From some undetermined time in history, it was the custom that when the Emperor assumed the throne, his brothers and other male relatives would be taken to a royal prison, where they would live until either they were called forth to become the new emperor or died. Mount Wehni was first used as a prison by Fasilides, when he exiled his son Dawit there for leading a revolt. The mountain was abandoned as a prison during the Zemene Mesafint; more precisely in the 1790s, as Samuel Gobat learned from one Tekla Selassie, "a relative of the king" (that is, the Emperor of Ethiopia).

Although James Bruce first mentions the existence of the royal prison at Wehni, Thomas Pakenham was the first European to visit the site, in 1955. He notes that when he started to search for this half-forgotten complex, there were three possible locations for the prison in the province of Begemder, now part of the Amhara Region of Ethiopia: the Ethiopian expert Steven Wright believed it lay three days' journey to the west of Gondar; a Colonel Shifferaw, who was familiar with the area, knew of two locations to the east of Gondar. Pakenham's explorations determined that it lay in the mountains to the northeast of Emfraz, and he recorded his first clear view of it:

In the docile plain there opened a gorge perhaps half a mile wide, leading to a bowl-shaped valley. It was the valley of Wehni. From the centre rose the scoriated black thumb that was the Mountain. It was in fact twice the height it had first appeared, its sides perfectly sheer to the ground, its top flat and grassy.

Pakenham found at the foot of the mountain a village that "hardly deserved the name". Although he found the inhabitants "wretched and poor", inspecting the local church he found a number of paintings that he dated to the 17th century, "fifty years after Fasil in fact, but were exciting evidence of the importance of Wehni at the time. Though the church and village were now so dilapidated, it was obvious that once they had enjoyed royal patronage as munificent as Gondar itself."

Unfortunately, a landslide at some point in the previous 30 years made Pakenham unable to ascend Mount Wehni.
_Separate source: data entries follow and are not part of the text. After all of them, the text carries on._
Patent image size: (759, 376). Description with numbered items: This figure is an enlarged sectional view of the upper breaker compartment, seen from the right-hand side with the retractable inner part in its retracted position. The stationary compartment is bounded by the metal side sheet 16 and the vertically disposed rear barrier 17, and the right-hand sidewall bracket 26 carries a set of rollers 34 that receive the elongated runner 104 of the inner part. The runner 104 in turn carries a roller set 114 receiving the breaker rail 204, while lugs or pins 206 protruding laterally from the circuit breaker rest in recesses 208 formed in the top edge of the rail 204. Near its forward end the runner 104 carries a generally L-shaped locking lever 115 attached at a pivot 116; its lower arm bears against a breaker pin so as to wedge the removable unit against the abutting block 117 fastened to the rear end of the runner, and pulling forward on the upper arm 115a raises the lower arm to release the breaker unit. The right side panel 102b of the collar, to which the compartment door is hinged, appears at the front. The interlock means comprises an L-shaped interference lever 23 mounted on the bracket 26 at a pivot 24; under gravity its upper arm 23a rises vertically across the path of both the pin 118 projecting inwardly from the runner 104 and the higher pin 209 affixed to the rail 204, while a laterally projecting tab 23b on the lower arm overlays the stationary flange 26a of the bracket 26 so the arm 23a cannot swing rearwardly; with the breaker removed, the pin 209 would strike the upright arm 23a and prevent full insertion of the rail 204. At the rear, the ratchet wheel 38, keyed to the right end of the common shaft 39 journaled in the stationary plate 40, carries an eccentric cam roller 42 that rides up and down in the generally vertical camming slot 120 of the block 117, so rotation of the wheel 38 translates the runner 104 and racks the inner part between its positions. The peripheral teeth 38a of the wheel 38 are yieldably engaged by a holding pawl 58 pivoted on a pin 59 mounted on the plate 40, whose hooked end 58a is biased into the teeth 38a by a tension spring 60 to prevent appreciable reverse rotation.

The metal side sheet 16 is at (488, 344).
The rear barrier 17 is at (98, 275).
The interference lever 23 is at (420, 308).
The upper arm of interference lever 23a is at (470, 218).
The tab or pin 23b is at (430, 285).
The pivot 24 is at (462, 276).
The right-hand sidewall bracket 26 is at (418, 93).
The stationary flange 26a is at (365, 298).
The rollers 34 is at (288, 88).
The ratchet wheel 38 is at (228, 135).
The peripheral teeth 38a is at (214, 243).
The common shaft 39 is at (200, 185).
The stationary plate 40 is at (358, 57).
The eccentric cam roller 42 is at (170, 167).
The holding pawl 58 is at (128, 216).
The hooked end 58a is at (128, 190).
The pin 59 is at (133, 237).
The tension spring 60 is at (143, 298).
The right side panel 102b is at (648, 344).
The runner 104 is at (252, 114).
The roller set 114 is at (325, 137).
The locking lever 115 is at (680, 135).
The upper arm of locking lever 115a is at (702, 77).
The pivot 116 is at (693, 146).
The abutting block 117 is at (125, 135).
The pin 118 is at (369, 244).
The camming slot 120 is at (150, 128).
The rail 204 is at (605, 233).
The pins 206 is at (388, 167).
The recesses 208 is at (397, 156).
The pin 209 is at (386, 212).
Equipped with climbing gear, he made an unsuccessful second attempt a few months later. He concludes his account of travels in Ethiopia with a description of the compound at the top of the mountain, viewed from the air, after he had convinced the pilot of the Gondar-Addis Ababa flight to pass by and circle the peak.

Travel writer Barbara Toy was the first Westerner to set foot on the top of Wehni, which she accessed in 1959 by helicopter. She camped overnight on the mountain, and wrote about her time in Ethiopia in her 1961 book In Search of Sheba: Across the Sahara to Ethiopia, published by John Murray.

Mount Wehni was climbed in 2002 by members of the HotRock round the world climbing expedition. It was chronicled in the book The Reluctant Traveller by Bill Lumley, who joined HotRock for the Ethiopian leg of the journey.

This royal prison at the top of Wehni left its influence on English literature by the accounts of Bruce and inspired the setting of Dr. Samuel Johnson's narrative The History of Rasselas, Prince of Abissinia.